The original clause 7 would have been an intervention in the market that would have made suppliers buy electricity from microgenerators at a certain price in a way that would not apply to any other form of generation. It would also push an unsustainable business model on to suppliers. Few businesses can sustain their viability by selling their product at the same price as they buy it. Microgeneration has been identified as a form of generation that can contribute to the Government’s White Paper goals. As such, it is up to us to look at how we can remove barriers, perceived or otherwise, that might be in the way of an increased take-up of microgeneration.

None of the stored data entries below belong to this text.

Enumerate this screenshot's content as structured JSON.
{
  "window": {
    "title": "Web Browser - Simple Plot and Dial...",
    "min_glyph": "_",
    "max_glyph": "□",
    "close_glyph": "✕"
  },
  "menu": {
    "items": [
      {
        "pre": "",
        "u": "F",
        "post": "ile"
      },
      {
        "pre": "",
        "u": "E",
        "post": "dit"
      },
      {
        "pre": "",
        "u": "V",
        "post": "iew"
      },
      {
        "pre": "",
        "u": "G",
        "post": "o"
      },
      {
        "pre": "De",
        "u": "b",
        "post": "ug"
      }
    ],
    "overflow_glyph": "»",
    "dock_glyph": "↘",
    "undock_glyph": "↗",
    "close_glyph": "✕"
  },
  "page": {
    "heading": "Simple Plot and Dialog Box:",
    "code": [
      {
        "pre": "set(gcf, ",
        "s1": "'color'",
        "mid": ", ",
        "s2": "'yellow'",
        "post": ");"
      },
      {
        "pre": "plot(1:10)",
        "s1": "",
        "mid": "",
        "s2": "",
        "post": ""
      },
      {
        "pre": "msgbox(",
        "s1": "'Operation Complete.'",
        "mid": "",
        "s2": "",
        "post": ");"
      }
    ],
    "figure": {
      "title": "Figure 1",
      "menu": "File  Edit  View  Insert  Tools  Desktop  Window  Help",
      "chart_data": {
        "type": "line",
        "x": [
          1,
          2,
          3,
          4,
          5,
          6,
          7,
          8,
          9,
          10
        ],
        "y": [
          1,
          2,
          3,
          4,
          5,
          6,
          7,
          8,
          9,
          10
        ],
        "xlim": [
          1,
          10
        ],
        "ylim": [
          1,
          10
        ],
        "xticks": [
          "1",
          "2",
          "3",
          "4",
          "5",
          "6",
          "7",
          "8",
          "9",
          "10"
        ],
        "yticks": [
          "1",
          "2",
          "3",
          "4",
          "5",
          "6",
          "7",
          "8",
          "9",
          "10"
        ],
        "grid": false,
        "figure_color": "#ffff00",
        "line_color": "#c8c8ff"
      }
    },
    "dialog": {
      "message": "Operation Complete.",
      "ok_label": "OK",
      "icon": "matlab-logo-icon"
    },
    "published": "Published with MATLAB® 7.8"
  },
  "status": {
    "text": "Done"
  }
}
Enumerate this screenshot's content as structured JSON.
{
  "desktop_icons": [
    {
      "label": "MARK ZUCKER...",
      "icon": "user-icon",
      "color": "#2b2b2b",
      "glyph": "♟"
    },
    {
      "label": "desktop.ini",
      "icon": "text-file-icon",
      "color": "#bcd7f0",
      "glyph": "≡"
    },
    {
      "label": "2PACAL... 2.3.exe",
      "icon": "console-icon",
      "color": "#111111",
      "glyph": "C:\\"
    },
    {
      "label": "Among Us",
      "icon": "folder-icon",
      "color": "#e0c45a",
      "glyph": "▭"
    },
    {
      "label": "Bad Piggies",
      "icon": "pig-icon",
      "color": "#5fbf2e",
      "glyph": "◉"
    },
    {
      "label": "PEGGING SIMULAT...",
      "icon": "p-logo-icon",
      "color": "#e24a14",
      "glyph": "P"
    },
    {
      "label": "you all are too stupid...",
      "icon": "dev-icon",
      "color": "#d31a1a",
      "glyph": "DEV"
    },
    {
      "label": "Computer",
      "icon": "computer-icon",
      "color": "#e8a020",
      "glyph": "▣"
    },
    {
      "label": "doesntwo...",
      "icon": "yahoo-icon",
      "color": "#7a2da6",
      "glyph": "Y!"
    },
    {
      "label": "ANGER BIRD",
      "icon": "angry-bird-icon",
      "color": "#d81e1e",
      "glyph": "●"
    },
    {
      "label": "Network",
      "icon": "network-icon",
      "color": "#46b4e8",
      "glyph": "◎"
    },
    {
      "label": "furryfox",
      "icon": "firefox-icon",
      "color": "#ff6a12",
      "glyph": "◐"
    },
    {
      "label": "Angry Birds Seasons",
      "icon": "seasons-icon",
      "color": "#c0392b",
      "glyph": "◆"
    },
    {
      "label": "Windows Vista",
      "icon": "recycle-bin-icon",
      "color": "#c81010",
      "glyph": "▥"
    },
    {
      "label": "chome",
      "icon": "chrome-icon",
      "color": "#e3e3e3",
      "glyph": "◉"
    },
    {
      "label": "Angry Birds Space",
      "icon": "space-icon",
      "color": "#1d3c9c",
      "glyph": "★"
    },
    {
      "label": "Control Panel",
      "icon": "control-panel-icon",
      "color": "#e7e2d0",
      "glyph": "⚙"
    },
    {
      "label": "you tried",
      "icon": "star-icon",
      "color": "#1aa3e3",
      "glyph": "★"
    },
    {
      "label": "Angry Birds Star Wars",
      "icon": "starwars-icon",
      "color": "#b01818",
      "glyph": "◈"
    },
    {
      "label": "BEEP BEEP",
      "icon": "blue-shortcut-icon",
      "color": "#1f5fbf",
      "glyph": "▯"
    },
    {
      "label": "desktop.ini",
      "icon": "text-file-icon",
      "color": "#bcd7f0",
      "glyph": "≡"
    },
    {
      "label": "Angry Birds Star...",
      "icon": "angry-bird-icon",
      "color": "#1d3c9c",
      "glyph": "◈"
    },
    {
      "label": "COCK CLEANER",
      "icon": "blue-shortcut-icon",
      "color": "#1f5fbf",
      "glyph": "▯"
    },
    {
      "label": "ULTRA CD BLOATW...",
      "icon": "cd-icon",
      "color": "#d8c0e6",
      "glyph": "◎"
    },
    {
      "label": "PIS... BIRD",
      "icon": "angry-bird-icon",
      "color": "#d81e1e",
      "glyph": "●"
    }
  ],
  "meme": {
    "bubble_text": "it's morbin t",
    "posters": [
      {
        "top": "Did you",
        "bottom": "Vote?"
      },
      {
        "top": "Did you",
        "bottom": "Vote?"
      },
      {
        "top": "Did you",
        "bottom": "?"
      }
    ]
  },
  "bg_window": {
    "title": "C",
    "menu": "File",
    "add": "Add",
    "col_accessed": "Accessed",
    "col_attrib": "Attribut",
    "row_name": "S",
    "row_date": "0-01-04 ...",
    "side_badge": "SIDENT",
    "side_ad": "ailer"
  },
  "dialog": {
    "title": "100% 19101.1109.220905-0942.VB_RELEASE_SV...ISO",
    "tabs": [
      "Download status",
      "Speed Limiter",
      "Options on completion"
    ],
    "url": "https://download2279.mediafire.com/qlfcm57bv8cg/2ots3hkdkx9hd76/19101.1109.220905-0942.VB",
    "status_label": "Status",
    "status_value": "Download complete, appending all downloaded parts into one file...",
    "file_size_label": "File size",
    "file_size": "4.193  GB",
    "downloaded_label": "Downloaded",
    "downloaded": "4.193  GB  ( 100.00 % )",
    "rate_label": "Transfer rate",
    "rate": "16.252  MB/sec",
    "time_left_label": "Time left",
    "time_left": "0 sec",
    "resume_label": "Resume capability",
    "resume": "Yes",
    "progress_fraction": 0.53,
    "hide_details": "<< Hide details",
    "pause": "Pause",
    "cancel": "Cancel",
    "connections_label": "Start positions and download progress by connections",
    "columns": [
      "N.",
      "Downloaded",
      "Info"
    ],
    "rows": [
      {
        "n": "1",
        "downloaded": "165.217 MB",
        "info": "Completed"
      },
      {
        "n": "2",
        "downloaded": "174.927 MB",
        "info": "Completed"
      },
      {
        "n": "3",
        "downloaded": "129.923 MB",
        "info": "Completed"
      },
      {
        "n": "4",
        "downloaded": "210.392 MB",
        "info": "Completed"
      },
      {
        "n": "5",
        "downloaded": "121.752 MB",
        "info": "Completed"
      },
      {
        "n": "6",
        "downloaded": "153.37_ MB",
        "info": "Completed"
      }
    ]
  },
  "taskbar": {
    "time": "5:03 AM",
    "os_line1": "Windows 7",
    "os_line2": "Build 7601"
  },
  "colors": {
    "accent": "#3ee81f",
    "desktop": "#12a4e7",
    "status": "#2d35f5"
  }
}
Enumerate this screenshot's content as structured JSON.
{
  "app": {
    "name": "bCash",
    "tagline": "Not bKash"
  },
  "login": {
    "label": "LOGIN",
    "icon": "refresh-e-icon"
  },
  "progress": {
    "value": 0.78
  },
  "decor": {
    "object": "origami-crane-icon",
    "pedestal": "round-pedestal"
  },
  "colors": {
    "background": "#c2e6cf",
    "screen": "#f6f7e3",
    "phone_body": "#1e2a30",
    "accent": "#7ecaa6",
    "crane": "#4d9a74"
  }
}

Of course, microgeneration, which qualifies for renewable obligation certificates, will be a more attractive proposition for suppliers.
I can understand why suppliers, which are looking to buy large volumes of electricity and at a specified time, might wish to overlook the relatively small amounts of electricity exported from microgenerators. Not knowing when that exported electricity will be available does not make it more attractive. The purpose of the amendment is to give a clear steer to the market that we want it to play a full part in encouraging the growth of microgeneration. I am aware of at least one supply company that is now in partnership with a wind microgenerator. I am pleased that many suppliers are already developing their own programmes to demonstrate such action.
The new clauses would not set a specific tariff, but it is explicit that suppliers are expected to acquire the electricity. As the microgeneration sector develops, it is hoped that suppliers will use the tariff that they offer customers for exported electricity as a means of competing—as part of their overall energy packages. Amendment No. 28 is consequential on the removal of clause 7. It would remove the reference to “licensed electricity supplier” in the original clause 7.
New clause 8 would allow the delivery of any scheme through the licensing regime. Ministers would have powers to amend both supply and distribution licences to ensure that microgenerators can sell their electricity. Licences are enforced by Ofgem and businesses can be fined if they do not fulfil their licence obligations. It is preferred that the market develops its own initiatives to support microgeneration, and I am confident that we shall see an increase in momentum in the short term.
That is why the suggestion that Ministers make a decision 12 months after Royal Assent about whether to use the power is sensible. It shows that we trust suppliers to support microgeneration. It gives them time to develop, in an unprescriptive way, initiatives to help microgeneration. However, it also sends a strong message that the Government will help microgeneration by ensuring that suppliers offer a tariff for exported electricity should the relationship between microgeneration and suppliers not evolve as we hope and expect.
Will the Minister go a little further and explain the time scale in which he expects the relationship to grow? It is not something that we can leave be; we all want a rapid increase in take-up of the technology. What time scale does the Minister have in mind? If the progress he hopes for is not made in that time scale, what does he propose to do?
We need to look at development in the short term. I am reluctant to specify a period of months or years today. If I can come back at our next sitting, having reflected on the matter, I shall do so. I hope that I have demonstrated that we take the matter seriously. We must be careful about any specific intervention, but we expect suppliers to take the matter seriously and listen to what hon. Members have said.
It is important to note that by asking Ministers to make a decision 12 months after Royal Assent, the amendment will allow the sector to develop with the certainty of knowing exactly when a decision will be made. The Government oppose clause 7 standing part of the Bill and support its replacement by new clauses 8 and 9. We also support amendment No. 28, which is consequential on the removal of clause 7.